Given the current climate, there appears to be an appetite for formal collaboration. This could provide a platform for growing networks.
Providers are interested in receiving more legal support from regulators when extending their network, especially when this involves bodies such as the Competition and Markets Authority.
The risk of being seen as anti-competitive means that providers are often encouraged to engage in competitive processes to expand their existing network. But many stakeholders consider competition and collaboration as complementary to each other and that legislation poses no obstacle as long as clear benefits to patients through collaboration can be evidenced.
Workforce issues can be one of the most challenging aspects of scaling-up networked care.
Both the specialty and host providers are legally bound by the requirements of the Transfer of Undertakings (Protection of Employment) Regulations 1981 (TUPE), which protects the employment rights of transferring staff.
The network provider taking on a service may have to invest in providing additional training and development opportunities to ensure all staff are able to operate the network’s standardised clinical and operational protocols.
Accountability was raised as a concern by regulators. There was consensus around the importance of having clearly agreed and signed SLAs to cover risk and accountability between specialist and host providers.

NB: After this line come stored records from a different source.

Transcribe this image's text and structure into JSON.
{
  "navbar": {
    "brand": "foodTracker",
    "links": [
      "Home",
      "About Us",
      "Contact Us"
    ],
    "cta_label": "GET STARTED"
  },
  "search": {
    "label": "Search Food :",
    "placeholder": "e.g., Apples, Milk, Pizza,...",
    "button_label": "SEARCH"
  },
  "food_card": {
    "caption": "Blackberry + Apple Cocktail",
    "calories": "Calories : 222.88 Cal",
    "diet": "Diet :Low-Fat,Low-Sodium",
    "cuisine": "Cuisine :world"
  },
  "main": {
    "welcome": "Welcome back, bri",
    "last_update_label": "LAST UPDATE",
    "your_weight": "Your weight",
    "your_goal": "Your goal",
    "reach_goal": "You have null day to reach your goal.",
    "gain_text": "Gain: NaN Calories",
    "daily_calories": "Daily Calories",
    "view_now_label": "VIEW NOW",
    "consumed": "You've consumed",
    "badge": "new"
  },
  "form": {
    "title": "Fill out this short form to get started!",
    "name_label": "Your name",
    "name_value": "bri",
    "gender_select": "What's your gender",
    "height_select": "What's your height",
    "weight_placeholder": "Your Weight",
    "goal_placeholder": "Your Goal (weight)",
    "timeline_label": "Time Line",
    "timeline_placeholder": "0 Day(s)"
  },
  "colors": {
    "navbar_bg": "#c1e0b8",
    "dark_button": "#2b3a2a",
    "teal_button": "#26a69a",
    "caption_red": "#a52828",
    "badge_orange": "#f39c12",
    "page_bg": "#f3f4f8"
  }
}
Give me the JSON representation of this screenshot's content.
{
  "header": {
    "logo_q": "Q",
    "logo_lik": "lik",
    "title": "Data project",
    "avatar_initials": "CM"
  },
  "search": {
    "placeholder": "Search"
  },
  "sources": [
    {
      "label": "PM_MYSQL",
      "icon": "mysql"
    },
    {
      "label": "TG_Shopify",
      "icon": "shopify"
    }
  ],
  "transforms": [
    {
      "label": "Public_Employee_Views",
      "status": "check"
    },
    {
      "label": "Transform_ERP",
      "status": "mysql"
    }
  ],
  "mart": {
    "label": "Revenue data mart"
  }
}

This was particularly important as most networks were reliant on host organisations for resources such as estates, support services and staff.
Considerations:
- Legislation should not be a barrier to network expansion.
- The implications of TUPE regulations when transferring staff can affect how a network’s workforce expands.
- Competition law should not prevent network expansion where collaborative working between providers has a clear benefit topatients.
- SLAs and contracts between providers can mitigate risks associated with network expansion.